Case study: From Unproductive All-Day to Productive 2-hour Meetings
Ivan Rosenberg
Ivan Rosenberg
Client

$1.3B aerospace organization

Problem

The 16 senior executives of the company met twice a week. On Tuesday afternoon they met for a few hours for an informational discussion on topics of interest. On Friday they met to make decisions.

The Friday meetings, which almost always took the entire day, gave rise to universal frustration. Arguments over issues would go on for hours, often without resolution. Issues thought to have been decided in prior meetings would arise and be debated at length, as if the prior decision had never been made. The CEO was discouraged because he couldn’t get the vice-presidents to make a decision. They would argue until he got weary and ended the discussion by imposing his decision. Everyone felt that the meetings were unproductive.

The CEO engaged Frontier Associates, Inc. (FAI) to accomplish two primary goals. First and foremost was to get the senior managers to efficiently make decisions and own them instead of always relying on the CEO. The second was to make the Friday meetings more efficient and effective by radically reducing their duration and improving the quality of their results.

Solution

To understand better what was going on in the meetings we conducted a confidential 1-on-1 interview with each of the senior executives. Their universal discontent with the meetings was confirmed. We also discovered that there was disagreement as to the purpose of the meeting. In addition, we found that the senior executives perceived that they were primarily accountable only for their individual departments, and that overall accountability for the company rested solely with the CEO.

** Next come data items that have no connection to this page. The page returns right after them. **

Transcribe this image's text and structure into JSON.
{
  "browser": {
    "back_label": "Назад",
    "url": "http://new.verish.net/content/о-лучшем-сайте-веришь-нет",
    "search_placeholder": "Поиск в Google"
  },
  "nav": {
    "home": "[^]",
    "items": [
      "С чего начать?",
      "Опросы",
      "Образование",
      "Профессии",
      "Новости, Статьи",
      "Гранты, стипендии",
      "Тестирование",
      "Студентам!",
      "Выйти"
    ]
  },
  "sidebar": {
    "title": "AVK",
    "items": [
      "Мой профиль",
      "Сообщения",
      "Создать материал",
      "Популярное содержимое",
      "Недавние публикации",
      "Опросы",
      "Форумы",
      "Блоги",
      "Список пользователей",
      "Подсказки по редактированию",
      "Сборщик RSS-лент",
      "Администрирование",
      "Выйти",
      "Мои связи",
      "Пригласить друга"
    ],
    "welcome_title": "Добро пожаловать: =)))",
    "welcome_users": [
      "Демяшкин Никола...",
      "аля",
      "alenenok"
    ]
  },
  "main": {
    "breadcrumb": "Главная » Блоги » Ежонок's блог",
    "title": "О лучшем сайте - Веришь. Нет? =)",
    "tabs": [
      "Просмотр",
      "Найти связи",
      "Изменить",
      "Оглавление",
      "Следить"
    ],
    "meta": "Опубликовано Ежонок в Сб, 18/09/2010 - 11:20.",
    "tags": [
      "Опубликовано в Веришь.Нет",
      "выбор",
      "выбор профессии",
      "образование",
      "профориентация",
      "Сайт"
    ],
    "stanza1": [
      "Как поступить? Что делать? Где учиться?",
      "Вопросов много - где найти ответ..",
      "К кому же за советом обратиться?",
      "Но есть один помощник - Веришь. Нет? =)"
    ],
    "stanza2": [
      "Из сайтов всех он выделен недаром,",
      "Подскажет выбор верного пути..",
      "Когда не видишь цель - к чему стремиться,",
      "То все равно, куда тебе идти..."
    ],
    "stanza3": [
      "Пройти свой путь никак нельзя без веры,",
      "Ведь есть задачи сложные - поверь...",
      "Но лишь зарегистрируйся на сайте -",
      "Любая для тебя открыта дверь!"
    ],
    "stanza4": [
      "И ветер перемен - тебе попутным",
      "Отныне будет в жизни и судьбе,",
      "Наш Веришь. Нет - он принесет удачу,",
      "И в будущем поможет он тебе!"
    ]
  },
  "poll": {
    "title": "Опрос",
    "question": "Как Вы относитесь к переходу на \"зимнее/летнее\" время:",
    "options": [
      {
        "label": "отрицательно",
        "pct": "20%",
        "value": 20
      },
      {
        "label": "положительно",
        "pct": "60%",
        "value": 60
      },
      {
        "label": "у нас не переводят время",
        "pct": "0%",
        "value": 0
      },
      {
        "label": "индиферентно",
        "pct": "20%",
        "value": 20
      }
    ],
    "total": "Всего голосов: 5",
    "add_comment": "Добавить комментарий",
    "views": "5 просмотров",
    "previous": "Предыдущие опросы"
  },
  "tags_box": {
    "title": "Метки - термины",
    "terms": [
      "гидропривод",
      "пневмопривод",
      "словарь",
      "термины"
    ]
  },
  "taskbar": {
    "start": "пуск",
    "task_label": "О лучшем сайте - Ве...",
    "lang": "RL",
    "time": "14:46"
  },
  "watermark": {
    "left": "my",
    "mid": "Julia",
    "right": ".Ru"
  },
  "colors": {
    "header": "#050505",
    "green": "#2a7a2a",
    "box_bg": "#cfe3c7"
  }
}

As a result of this analysis, we established the following approach for accomplishing the engagement goals:
- Alter the senior executives’ perceptions so that they regarded themselves as being jointly accountable for the entire company.
- Provide the senior executives with the concepts and skills for conducting effective meetings.

Result

The Friday meetings, which had typically lasted all day with an indefinite ending time, now could be relied on to last precisely two hours. All participants said that the meetings were now highly productive and worth their time. The CEO said that the vice-presidents were making decisions and holding themselves fully accountable for the activities of the company.

Over 14 years later, despite an almost complete turnover in personnel, the meetings are still run with the same principles and produce the same high level of results.